A morte de Albert, em 1861, aos 42 anos, seria avassaladora para a rainha: "Oh! é muito terrível, muito pavoroso! E uma náusea, um frio glacial próximo do mais louco desespero que me invade". Transtornada, ela se afasta do trono, passando boa parte de seu tempo na Escócia.
Ainda cruel e egoísta, não suporta que seus filhos se mostrem felizes, mesmo que estejam se casando, nem que ousem parecer mais infelizes do que ela. Escreve ela à filha, contente por ir ao casamento do irmão: "Querida filha, teu êxtase diante de tudo isto me parece muito incompreensível! (...) Um dia que esperamos com tanta alegria durante longos anos e que agora é para mim pior do que um enterro!".
Mais tarde, causaria escândalo ao se tornar amiga do rude cavalariço John Brown -história relatada no filme "Sua Majestade, Mrs. Brown". Suspeitavam que fossem amantes.
Anka Muhlstein acredita que isso não tenha acontecido: "Ela chocou suas crianças e seus empregados porque ria com Brown e se submetia a suas decisões sobre seus passeios e diversões. Havia algo bizarro na relação no sentido de que eles não eram amantes -estou convencida de que não- e ainda assim era um relacionamento físico. Ela gostava precisamente da força e rudeza de Brown".
Apesar de mostrar a força feminina ao reinar durante tanto tempo, a contraditória Vitória nunca defendeu os direitos da mulher. Ainda, mesmo tendo empregado um hindu na corte e defendido os pobres, a rainha pouco fez para melhorar a condição do povo. "Foi a duração de seu reinado que deu a Vitória a importância, não suas qualidades. Ela acabou por simbolizar a resistência e o poder ingleses", completa Muhlstein.

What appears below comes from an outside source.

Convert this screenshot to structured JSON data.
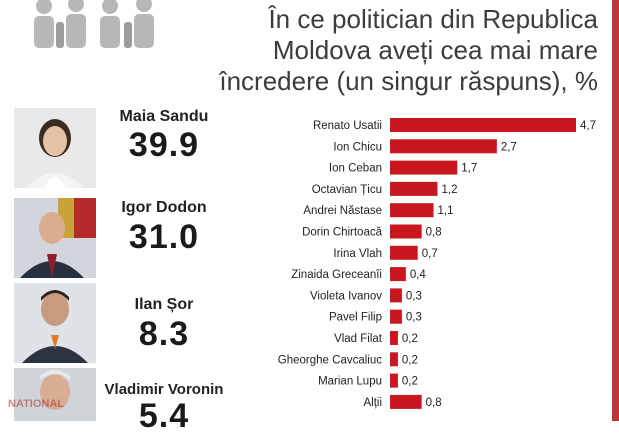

A avó da Europa -entre seus descendentes estavam a imperatriz da Rússia, o imperador da Alemanha e as rainhas da Grécia, da Noruega e da Romênia-, ao morrer, em 1901, deixava um reino sólido e potente. E um acervo precioso sobre as fraquezas e virtudes da rainha burguesa, na forma de cartas e diários, reveladas e analisadas na biografia de Muhlstein.

Livro: Vitória
Autora: Anka Muhlstein Lançamento: Companhia das Letras Quanto: R$ 25 (164 págs.)